Morning-After Maneuvers

 

EDITORIAL, NYTimes on the Web, August 30, 2005

 

Just when we thought that the Food and Drug Administration had run out of excuses to avoid ruling on whether the morning-after pill should be made available without a prescription, the agency found yet another lame reason to delay.  Last week the F.D.A. finally acknowledged that science supports granting over-the-counter access to the pill, known as Plan B, to women 17 and older.  But the agency said it needed more time to ponder novel regulatory issues as well as the practical question of how to keep the pill out of the hands of younger girls.

Such issues will require a 60-day comment period, when opponents of the pill will barrage the agency with reasons why the pill should not be made available without a prescription, followed by an indefinite period of thumb-sucking within the agency.  All we have is a pledge from the agency's commissioner, Lester Crawford, that he will expedite the decision, but after the agency's past refusals to act, that pledge must be taken skeptically.
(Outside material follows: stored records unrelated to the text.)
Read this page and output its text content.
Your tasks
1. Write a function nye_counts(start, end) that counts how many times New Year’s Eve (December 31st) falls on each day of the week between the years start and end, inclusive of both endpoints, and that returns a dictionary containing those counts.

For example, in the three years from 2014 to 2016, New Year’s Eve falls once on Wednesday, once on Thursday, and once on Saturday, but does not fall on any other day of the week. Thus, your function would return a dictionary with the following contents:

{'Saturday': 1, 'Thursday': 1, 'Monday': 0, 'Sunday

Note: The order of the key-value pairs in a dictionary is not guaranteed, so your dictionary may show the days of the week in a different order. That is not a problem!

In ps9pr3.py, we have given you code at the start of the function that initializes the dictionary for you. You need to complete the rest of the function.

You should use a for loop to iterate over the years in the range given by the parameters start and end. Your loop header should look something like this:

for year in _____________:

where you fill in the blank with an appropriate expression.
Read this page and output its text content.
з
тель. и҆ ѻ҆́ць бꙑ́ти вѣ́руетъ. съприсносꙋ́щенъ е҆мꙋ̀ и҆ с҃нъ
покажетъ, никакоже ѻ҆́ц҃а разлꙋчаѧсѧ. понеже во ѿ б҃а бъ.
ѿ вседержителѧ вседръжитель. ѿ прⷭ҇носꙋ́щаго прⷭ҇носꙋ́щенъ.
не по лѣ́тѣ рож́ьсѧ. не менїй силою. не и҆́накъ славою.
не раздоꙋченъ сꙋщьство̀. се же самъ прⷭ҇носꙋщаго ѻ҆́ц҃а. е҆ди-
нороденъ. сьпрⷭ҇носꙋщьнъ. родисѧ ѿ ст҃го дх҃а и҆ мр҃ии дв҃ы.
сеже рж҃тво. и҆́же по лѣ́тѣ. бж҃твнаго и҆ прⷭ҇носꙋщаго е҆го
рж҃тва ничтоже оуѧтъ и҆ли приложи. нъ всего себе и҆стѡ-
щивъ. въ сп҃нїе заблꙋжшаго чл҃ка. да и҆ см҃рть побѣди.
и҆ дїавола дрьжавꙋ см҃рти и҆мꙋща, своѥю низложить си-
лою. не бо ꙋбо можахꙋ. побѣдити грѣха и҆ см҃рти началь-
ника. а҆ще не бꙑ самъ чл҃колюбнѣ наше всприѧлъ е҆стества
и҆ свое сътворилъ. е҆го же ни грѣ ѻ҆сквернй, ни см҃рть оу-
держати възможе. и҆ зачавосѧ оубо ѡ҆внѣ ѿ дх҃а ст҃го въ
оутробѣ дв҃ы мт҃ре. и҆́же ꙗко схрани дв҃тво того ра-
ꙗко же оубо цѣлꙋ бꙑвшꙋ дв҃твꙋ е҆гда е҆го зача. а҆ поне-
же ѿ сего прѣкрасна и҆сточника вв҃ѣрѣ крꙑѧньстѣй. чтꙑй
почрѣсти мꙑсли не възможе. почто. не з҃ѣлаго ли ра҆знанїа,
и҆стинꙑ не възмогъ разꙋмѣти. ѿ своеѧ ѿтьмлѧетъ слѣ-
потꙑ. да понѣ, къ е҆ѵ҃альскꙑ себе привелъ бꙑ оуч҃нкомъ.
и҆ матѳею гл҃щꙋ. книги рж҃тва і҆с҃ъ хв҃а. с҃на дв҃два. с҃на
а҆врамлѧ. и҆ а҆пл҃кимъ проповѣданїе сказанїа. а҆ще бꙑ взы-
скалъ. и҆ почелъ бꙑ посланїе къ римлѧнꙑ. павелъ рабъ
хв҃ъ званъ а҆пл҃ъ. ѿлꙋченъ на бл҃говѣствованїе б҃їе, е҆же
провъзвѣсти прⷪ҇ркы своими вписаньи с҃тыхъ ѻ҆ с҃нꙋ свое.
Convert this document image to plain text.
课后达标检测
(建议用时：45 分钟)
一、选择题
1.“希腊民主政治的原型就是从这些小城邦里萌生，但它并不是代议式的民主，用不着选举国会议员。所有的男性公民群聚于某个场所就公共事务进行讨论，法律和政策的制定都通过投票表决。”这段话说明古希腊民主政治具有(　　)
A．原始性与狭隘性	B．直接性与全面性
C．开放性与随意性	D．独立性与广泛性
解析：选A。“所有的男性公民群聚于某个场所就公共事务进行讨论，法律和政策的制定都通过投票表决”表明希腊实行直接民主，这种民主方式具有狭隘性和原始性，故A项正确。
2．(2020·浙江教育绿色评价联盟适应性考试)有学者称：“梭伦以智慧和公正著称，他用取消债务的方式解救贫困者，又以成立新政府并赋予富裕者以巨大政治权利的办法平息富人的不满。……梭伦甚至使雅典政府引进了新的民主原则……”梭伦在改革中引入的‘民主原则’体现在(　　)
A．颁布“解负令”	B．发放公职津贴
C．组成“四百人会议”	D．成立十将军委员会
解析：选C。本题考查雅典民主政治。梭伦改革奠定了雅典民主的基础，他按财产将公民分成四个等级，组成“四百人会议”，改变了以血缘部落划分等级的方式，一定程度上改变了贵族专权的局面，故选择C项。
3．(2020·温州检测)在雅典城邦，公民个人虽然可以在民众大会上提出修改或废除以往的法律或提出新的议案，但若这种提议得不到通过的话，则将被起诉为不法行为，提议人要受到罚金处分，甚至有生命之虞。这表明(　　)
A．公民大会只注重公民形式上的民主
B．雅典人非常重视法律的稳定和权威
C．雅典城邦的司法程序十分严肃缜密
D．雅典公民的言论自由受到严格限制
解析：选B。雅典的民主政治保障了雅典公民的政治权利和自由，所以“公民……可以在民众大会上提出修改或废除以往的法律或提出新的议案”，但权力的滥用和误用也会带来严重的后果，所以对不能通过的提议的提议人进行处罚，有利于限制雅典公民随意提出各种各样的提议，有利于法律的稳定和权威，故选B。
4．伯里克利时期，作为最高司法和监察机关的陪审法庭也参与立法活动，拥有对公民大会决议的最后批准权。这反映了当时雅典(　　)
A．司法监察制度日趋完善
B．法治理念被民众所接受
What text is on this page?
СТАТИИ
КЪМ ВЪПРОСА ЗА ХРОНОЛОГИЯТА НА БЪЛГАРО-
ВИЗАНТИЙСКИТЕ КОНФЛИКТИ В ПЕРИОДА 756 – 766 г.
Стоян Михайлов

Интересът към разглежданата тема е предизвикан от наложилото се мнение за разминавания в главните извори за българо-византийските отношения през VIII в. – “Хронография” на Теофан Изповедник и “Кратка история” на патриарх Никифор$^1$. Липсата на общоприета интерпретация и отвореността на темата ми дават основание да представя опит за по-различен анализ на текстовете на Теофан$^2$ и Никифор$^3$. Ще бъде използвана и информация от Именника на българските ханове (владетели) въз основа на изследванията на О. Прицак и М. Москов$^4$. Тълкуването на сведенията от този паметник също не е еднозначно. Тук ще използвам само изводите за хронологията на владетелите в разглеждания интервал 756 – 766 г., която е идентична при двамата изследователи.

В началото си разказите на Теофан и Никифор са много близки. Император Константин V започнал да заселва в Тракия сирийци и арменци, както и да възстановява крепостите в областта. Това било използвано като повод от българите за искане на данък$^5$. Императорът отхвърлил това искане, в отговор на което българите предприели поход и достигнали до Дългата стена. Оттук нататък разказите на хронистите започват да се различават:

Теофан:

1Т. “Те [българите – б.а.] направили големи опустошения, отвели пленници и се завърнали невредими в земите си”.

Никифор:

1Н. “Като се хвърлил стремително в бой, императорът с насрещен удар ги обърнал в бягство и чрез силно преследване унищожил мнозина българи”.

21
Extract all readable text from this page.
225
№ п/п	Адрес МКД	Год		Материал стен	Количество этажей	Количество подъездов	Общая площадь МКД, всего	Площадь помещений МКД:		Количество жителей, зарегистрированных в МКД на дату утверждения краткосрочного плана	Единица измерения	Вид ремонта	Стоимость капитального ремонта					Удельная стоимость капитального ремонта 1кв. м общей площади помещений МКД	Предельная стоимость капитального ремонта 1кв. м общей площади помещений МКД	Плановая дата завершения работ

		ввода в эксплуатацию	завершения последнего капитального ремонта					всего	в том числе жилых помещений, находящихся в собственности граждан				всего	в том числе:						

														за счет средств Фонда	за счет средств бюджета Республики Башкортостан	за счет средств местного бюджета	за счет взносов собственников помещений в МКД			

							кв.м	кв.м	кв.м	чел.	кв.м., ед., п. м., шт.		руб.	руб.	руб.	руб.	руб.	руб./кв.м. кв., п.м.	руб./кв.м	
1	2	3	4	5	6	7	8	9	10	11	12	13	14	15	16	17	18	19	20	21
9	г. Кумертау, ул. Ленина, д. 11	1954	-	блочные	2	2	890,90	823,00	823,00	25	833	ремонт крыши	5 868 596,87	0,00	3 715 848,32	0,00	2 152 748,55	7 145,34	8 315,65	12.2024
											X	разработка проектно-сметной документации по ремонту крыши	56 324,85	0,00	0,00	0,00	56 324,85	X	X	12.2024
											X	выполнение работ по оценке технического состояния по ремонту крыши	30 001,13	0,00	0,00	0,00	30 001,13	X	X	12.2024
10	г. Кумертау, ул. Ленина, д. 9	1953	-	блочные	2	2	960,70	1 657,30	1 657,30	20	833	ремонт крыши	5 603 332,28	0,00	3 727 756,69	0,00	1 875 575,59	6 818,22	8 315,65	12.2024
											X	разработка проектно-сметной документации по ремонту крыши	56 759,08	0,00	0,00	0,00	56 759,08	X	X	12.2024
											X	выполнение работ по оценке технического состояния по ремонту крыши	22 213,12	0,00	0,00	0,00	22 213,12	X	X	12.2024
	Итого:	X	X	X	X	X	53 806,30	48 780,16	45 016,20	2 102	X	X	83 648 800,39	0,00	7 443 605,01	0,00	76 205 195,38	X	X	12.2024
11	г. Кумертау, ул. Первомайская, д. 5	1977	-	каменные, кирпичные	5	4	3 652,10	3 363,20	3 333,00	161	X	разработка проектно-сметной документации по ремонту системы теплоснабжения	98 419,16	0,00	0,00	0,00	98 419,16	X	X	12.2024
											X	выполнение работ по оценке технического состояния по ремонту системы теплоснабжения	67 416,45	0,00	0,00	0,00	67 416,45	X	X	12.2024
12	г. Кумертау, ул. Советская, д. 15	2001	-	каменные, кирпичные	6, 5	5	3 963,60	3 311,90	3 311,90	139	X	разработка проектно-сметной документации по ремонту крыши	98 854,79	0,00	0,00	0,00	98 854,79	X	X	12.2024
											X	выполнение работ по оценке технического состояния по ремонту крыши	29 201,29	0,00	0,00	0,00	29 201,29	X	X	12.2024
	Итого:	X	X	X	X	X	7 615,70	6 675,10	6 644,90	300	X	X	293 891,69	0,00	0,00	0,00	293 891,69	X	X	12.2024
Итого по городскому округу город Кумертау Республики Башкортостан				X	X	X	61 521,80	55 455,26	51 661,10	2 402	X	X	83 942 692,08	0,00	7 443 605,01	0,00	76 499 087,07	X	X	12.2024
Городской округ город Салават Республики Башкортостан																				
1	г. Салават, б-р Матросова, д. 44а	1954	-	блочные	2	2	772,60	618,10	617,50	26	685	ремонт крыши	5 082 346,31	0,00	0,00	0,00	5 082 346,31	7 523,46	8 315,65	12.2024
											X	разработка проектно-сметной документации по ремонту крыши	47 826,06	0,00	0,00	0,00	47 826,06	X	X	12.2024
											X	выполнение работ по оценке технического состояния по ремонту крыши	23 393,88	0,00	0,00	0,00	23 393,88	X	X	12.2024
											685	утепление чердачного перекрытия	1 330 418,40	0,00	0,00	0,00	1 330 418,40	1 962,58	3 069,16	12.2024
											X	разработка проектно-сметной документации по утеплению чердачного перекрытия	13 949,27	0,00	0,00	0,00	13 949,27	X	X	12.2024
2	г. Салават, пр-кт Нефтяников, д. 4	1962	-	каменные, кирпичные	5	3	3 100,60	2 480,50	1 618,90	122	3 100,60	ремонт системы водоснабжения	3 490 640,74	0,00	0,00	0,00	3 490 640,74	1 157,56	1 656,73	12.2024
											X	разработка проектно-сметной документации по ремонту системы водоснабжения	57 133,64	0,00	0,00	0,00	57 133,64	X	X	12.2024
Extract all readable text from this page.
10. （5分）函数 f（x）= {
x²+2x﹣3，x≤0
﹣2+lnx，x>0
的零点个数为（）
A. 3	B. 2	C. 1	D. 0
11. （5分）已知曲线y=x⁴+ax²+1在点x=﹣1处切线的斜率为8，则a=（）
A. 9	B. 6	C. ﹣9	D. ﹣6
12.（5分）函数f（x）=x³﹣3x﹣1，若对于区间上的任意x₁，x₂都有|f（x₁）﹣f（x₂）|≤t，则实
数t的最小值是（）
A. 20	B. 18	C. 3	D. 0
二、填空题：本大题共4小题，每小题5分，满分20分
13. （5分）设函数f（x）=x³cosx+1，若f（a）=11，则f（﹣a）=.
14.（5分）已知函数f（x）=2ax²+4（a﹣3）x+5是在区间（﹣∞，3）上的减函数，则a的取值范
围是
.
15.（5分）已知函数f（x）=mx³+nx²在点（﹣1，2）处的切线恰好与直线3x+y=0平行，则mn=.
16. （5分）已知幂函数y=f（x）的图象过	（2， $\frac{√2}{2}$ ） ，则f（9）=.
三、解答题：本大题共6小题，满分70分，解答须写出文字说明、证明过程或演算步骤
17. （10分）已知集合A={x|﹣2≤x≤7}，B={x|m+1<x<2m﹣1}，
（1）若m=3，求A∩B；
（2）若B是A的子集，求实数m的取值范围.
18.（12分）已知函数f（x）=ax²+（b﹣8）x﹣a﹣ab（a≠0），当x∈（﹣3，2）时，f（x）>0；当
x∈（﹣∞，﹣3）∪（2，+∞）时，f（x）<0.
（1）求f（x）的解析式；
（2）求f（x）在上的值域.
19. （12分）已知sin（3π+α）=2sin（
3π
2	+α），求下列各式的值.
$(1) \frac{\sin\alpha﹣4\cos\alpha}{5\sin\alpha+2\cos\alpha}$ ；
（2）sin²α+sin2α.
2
The agency's justification for the delay is that Plan B supposedly raises unprecedented policy issues, including whether age can be a criterion for determining whether a drug should be available only by prescription or sold over the counter, and whether the same package and dosage can be used for both versions.  That explanation is hard to accept at face value.  The agency has known for more than a year that the manufacturer, to surmount previous F.D.A. objections, is proposing that age be such a criterion.  If profound issues have been raised, the agency has had plenty of time to grapple with them.

The morning-after pill has been safely used by millions of women in this country and abroad, and an F.D.A. advisory committee overwhelmingly recommended that it be made available without a prescription.  If the F.D.A. ultimately uses age-criterion issues as an excuse for blocking easy access, the manufacturer should apply to sell the pill over the counter to any woman, regardless of age.